A critical aspect when developing office space to meet the unique requirements of a single tenant is to ‘future proof’ the project so that flexibility is allowed for when that tenant may eventually vacate. A failure to do so will stifle the future saleability and rentability of the building due to cost and, or technical constraints.
For new developments, unlet space is a sizeable risk for developers which has a knock-on effect in the greater market. For example, in Johannesburg’s Rosebank, a vacancy rate for completed property is recorded at 6.9%, but with the inclusion of unlet developments the figure spikes to a vacancy rate of 16%. This not only affects the developer but has a direct impact on achievable rentals for other new developments and existing buildings in that node.
Due to the significant expense of greenfields developments, most developers look to densify spaces to get more bang for their buck. Over the last few years, as office development activity has soared, city councils began to waive or reduce some requirements such as parking bay numbers which was good news for developers. The caution, though, is for developers to be aware of the practicalities required by South Africa’s workforce. For example, at one of the iconic single-tenant developments in Sandton, the client’s understanding of staff needs pushed for less densification, requiring as many as six parking bays per 100m² which is on a par with the standard retail parking ratio due.
The wild card – office to residential conversions
Johannesburg’s CBD has been labelled as an urban development zone in a bid to revitalise the city centre. With tax incentives for investors, this is an attractive consideration. Property data and research group Lightstone point to an example of a commercial property in Fox Street that, following refurbishments including a coffee shop, restaurants and apartments, has increased the value of the property from R2.8m in 2017 to R6.2m today.

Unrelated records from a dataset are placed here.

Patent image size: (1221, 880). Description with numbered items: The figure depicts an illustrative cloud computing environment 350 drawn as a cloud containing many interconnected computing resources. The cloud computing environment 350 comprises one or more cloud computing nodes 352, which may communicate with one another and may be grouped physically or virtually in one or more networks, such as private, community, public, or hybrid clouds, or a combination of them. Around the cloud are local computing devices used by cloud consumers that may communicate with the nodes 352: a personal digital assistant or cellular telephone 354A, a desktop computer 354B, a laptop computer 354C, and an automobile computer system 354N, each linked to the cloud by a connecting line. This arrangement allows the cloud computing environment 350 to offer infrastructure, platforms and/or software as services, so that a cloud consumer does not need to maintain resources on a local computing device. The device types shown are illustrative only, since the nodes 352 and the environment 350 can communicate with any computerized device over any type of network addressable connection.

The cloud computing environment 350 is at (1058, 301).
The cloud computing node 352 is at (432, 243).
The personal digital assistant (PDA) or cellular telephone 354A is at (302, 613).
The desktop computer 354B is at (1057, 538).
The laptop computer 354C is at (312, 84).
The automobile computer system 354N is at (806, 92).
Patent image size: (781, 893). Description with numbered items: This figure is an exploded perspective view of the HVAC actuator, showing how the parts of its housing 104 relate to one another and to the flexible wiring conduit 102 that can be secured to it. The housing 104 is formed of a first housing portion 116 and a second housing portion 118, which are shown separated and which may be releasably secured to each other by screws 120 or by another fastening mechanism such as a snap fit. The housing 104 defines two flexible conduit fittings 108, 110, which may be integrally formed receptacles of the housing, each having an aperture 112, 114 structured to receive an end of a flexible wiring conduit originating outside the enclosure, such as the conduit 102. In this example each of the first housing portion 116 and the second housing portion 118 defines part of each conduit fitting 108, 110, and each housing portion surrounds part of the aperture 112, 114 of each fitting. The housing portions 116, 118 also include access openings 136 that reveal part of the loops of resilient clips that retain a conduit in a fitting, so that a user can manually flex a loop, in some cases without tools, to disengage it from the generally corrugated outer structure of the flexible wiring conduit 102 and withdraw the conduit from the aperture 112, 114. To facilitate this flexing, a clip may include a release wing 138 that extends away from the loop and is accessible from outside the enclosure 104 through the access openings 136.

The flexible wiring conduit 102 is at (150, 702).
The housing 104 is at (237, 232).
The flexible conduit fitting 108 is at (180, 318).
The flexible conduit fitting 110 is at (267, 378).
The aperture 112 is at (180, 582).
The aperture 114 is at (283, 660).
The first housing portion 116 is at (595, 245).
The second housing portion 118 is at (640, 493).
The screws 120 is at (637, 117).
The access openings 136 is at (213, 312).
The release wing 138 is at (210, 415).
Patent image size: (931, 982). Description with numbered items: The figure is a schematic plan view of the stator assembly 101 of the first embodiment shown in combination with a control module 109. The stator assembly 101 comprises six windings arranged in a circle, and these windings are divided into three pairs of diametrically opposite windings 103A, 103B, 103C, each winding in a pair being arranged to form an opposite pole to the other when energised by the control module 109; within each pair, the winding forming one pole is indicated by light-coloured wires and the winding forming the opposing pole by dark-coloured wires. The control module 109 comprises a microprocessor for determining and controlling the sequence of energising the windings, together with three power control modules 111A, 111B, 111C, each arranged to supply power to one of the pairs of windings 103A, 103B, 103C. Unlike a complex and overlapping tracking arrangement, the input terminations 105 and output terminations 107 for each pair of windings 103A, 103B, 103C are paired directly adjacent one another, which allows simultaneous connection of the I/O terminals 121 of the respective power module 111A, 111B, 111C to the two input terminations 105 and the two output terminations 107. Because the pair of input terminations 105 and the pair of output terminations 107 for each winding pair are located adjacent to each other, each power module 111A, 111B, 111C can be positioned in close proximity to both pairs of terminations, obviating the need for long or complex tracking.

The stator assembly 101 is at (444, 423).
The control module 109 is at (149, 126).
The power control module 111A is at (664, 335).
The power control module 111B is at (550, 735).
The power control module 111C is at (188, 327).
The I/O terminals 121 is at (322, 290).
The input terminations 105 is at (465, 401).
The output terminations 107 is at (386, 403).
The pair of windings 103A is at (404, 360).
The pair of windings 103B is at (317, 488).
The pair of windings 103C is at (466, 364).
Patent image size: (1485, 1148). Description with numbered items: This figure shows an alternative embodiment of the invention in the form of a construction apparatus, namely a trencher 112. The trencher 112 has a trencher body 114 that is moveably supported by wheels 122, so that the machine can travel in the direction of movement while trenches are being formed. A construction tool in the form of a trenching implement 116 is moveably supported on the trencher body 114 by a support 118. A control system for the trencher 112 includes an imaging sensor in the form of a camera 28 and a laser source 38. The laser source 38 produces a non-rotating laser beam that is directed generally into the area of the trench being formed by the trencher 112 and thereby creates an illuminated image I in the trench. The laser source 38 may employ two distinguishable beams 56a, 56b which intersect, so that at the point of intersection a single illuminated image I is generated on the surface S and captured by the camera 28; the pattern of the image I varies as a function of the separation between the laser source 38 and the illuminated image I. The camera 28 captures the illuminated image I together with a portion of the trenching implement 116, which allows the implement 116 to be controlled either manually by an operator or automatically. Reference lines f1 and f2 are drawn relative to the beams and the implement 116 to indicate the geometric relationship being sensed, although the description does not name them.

Converting old office buildings to residential is, for developers, an exercise driven by profit and the consideration of how to maximise the investment optimally and quickly. While it may be a potential solution for both South Africa’s housing shortage and neglected Johannesburg CBD buildings, it is not clear whether office to residential conversions would solve vacancies in other nodes. Once again there are complicating factors, from potentially incomplete building records or poor data available at planning stages, through to making deep spaces compliant with access to light and fresh air for domestic use, that demand innovative refurbishment solutions.
Conclusion
While the sluggish office market begins to make a slow recovery, the challenge of supply and demand will continue to create market pressures. Developers will continue to drive the supply side due to the imperative need for continued investment in capital projects, while demand is linked to the economy and job market.
As property owners scramble to retain and attract tenants, the refurbishment market could be about to come into its own wherever it is able to provide innovative, tailored tenant solutions. Certainly, at Profica we are seeing growth in the office to residential conversion initiatives and we’re investigating redevelopment and the origination of redevelopment opportunities that are fast emerging.
While these developments present good potential, the cautionary note for both new builds and refurbishments is to allow for flexibility and future proofing to ensure longer term reasonably low vacancy rates that enable the office segment to produce a solid performance in the property sector.